SME100 Africa is a Social Enterprise company located in Ikoyi, a district of Lagos. Founded in 2015 by Charles Odii, it provides a platform empowering young entrepreneurs and small and medium scale enterprise to successfully scale and thrive in Africa.

SME 100 Africa hosts the annual 25Under25 Awards and Lagos Small Business Summit.

== Overview ==
At SME100 Africa, innovations by young entrepreneurs are supported through advice, mentorship and funding through series of workshops, events and skill development programs. The SME100 Africa happens to be one of the few enterprise development hubs in Africa partnering with other organisations to provide early stage business support programs and initiatives to thousands of Nigerian startups.

== 25Under25 Awards ==
The 25Under25 Awards by SME100 Africa is designed to recognize and celebrate young entrepreneurs for scaling their innovations and achieving growth, cooperation and investment readiness.
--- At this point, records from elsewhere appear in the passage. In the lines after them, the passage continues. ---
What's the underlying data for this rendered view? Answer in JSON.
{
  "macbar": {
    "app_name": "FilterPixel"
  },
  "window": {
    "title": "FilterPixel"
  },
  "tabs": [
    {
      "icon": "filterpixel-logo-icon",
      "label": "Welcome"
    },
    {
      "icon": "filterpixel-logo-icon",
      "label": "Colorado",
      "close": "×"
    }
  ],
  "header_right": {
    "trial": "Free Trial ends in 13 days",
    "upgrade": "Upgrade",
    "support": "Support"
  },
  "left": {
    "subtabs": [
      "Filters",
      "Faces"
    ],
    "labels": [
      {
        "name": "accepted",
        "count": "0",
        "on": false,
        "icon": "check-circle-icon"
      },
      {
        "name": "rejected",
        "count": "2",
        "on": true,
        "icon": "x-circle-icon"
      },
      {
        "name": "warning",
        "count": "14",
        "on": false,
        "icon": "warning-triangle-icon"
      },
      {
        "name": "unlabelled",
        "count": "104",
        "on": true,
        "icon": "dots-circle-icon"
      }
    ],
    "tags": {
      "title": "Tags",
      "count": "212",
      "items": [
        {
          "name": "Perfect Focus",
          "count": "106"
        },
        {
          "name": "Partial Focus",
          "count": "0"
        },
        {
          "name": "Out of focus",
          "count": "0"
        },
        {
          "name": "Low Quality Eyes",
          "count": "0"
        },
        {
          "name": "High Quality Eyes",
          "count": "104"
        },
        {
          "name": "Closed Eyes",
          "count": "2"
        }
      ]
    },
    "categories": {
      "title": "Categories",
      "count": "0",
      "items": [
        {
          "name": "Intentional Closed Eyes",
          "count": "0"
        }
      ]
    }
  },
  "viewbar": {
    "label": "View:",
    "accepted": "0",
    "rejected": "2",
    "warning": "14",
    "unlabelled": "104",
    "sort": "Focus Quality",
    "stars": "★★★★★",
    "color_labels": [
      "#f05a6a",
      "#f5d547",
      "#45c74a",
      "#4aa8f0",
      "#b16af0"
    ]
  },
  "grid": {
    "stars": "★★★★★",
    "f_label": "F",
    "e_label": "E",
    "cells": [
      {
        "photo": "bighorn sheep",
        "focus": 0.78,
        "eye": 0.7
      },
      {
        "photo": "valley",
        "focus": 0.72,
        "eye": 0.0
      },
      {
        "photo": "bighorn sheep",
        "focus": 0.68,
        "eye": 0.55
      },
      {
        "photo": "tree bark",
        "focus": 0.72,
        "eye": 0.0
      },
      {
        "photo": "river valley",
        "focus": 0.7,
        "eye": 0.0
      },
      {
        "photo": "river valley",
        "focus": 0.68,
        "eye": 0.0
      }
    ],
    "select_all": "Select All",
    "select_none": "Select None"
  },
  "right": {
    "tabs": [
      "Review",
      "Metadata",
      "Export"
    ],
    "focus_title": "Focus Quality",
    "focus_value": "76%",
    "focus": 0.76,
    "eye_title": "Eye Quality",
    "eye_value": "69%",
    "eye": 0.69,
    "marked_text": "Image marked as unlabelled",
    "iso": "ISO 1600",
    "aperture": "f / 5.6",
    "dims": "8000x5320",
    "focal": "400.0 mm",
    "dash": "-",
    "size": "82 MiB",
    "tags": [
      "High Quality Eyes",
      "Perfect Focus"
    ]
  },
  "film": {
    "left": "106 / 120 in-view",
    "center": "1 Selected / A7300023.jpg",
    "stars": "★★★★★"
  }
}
The programme is being implemented in Nigeria annually for individuals under the age of 25. Notable Honorees of the award include DJ Cuppy, Tobi Bakre, Gloria Oloruntobi, Joeboy, Rema (musician), Young John, Yasmin Belo-Osagie amongst others.
In 2019, Airtel Nigeria partnered with SME100 Nigeria to celebrate the 25 Nominated entrepreneurs and businesses for the fourth edition.

== Lagos Small Business Summit ==
The Lagos Small Business Summit launched by SME100 Africa is an annual 2days event to commemorate the Global Entrepreneurship Week in Nigeria with masterclasses, seminars, business advisory, pitch competition and exhibitions. The winner of the pitch competition receives a combined funding of up to one million naira, and will be supported by SME100 Africa.